A warm compress can help relieve the symptoms of an acute dacryocystitis attack. The compress should be applied for 10 to 15 minutes. After the compress is applied, the area should be massaged. This can release any pus that may be oozing from the eye. In some cases, a doctor will administer a topical antibiotic, such as eye ointment. If a topical antibiotic is not sufficient, the doctor may prescribe an oral antibiotic.

During an acute dacryocystitis infection, the fluid in the lacrimal sac may become stagnant. This can make it a favorable environment for bacteria to multiply. If the fluid in the sac becomes thick, it may push through the punctum. This can cause pain and swelling. The doctor can then perform a Crigler massage to release the pus. The doctor can then send the discharge from the eye to a laboratory for testing to find the underlying causes of the inflammation.

Some of the common causes of acute dacryocystitis are trauma, infections, neoplasms, and cancer. In babies, the membrane that blocks the tear duct can also cause the condition. If the membrane is removed, the baby will likely outgrow the condition in about a year. Other common causes of acute dacryocystitis in adults are Staphylococcus aureus and Streptococcus species.

If the infection is mild, doctors may recommend over-the-counter pain relief medications. However, if the infection is moderate to severe, the doctor may prescribe an antibiotic. Oral antibiotics are often used for mild cases. If the symptoms persist, the doctor may use a topical antibiotic. If a patient develops visual changes or has a high fever, extra testing may be required.
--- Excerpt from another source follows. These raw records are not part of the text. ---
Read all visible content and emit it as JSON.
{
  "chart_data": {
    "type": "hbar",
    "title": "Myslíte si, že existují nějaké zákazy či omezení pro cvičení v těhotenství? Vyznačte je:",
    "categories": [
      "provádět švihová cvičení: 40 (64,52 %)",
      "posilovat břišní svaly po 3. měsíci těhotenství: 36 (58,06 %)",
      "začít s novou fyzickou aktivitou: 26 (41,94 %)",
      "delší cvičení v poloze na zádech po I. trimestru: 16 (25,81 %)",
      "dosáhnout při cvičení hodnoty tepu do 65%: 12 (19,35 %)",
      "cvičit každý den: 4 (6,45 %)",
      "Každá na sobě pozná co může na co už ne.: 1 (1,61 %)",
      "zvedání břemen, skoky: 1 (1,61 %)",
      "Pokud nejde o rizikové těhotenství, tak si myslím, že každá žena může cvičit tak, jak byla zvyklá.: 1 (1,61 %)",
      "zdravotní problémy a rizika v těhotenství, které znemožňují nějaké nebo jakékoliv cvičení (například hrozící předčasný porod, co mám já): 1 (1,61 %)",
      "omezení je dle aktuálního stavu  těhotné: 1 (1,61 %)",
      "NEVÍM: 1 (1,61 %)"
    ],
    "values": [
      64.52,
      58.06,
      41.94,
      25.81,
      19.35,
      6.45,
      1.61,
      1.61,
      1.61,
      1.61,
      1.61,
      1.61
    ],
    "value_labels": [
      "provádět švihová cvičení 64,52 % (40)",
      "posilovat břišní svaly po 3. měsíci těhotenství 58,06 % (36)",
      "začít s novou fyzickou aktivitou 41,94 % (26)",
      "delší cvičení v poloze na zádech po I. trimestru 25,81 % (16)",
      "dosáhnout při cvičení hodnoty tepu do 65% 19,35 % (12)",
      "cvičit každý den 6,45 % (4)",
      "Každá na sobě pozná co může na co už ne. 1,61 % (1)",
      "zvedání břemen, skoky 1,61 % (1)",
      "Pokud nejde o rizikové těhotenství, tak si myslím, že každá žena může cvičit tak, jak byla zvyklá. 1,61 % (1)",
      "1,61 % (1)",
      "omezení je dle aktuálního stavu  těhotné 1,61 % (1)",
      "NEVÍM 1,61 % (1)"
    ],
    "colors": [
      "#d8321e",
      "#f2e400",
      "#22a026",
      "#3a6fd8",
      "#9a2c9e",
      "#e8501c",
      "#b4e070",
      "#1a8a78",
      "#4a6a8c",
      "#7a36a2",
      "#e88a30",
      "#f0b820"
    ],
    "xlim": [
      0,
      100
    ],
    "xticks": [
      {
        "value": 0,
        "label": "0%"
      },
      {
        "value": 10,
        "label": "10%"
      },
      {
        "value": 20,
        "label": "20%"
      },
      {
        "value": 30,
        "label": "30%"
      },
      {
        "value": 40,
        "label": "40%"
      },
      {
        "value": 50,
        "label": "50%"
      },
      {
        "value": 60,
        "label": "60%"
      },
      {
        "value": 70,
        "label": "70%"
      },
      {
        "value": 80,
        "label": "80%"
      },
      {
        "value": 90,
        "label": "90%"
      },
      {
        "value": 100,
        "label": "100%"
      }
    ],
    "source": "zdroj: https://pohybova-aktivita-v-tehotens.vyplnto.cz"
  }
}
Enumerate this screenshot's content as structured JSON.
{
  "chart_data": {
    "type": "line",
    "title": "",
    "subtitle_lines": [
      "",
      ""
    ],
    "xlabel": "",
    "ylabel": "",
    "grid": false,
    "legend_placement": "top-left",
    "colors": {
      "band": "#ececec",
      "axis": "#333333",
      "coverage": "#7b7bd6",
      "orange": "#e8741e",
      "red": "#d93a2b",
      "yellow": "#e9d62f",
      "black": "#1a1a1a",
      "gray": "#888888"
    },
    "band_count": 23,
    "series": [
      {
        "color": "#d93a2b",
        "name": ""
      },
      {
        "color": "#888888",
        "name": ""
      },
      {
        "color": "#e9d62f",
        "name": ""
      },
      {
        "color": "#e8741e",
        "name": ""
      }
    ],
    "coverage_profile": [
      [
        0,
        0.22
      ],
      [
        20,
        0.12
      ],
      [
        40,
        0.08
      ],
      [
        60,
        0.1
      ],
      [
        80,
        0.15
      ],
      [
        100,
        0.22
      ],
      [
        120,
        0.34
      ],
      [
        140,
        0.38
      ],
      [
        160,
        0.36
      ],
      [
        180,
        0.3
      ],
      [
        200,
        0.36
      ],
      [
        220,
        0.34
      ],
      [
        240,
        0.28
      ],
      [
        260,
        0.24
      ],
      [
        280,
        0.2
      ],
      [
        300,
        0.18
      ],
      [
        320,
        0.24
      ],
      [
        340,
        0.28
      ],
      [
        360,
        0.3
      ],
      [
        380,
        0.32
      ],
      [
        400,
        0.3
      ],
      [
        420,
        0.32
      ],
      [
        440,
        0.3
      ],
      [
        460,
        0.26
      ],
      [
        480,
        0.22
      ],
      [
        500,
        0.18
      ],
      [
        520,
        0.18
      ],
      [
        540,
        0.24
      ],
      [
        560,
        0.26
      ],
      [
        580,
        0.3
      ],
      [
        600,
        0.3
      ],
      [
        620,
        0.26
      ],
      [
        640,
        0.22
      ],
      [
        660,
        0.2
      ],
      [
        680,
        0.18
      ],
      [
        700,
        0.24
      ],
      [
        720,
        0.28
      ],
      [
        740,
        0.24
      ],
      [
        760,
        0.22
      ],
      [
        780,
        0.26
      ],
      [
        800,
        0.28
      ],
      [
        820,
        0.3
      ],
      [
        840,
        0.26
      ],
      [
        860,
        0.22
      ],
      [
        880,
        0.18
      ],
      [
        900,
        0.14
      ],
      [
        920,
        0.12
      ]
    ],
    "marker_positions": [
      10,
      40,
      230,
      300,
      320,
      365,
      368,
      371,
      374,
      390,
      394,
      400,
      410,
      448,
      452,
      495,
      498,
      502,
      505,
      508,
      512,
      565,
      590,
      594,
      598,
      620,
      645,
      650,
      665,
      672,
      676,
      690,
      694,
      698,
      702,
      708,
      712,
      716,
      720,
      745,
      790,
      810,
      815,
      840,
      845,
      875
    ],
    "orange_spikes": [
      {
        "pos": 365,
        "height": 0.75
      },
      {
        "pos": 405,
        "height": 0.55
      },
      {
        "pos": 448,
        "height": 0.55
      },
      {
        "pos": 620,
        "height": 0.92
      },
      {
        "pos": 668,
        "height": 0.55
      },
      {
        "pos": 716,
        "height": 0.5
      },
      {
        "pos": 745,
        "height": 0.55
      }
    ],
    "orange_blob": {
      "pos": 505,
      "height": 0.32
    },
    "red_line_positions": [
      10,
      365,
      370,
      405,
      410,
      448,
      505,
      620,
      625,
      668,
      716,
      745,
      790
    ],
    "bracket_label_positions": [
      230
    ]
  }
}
The primary cause of chronic dacryocystitis is an obstruction in the nasolacrimal systolic duct. A surgical procedure, known as dacryocystorhinostomy, can widen the duct. During this procedure, a new pathway is created for tears to flow.

Health Sources:

Health A to Z. (n.d.). HSE.ie. https://www2.hse.ie/az/

U.S. National Library of Medicine. (n.d.). https://www.ncbi.nlm.nih.gov/

Directory Health Topics. (n.d.). https://www.healthline.com/directory/topics

Health A-Z. (2022, April 26). Verywell Health. https://www.verywellhealth.com/health-a-z-4014770

Harvard Health. (2015, November 17). Health A to Z. https://www.health.harvard.edu/health-a-to-z

Health Conditions A-Z Sitemap. (n.d.). EverydayHealth.com. https://www.everydayhealth.com/conditions/

Susan Silverman

Susan Silverman

Susan Silverman is a Healthy Home Remedies Writer for Home Remedy Lifestyle! With over 10 years of experience, I've helped countless people find natural solutions to their health problems. At Home Remedy Lifestyle, we believe that knowledge is power. I am dedicated to providing our readers with trustworthy, evidence-based information about home remedies and natural medical treatments. I love finding creative ways to live a healthy and holistic lifestyle on a budget! It is my hope to empower our readers to take control of their health!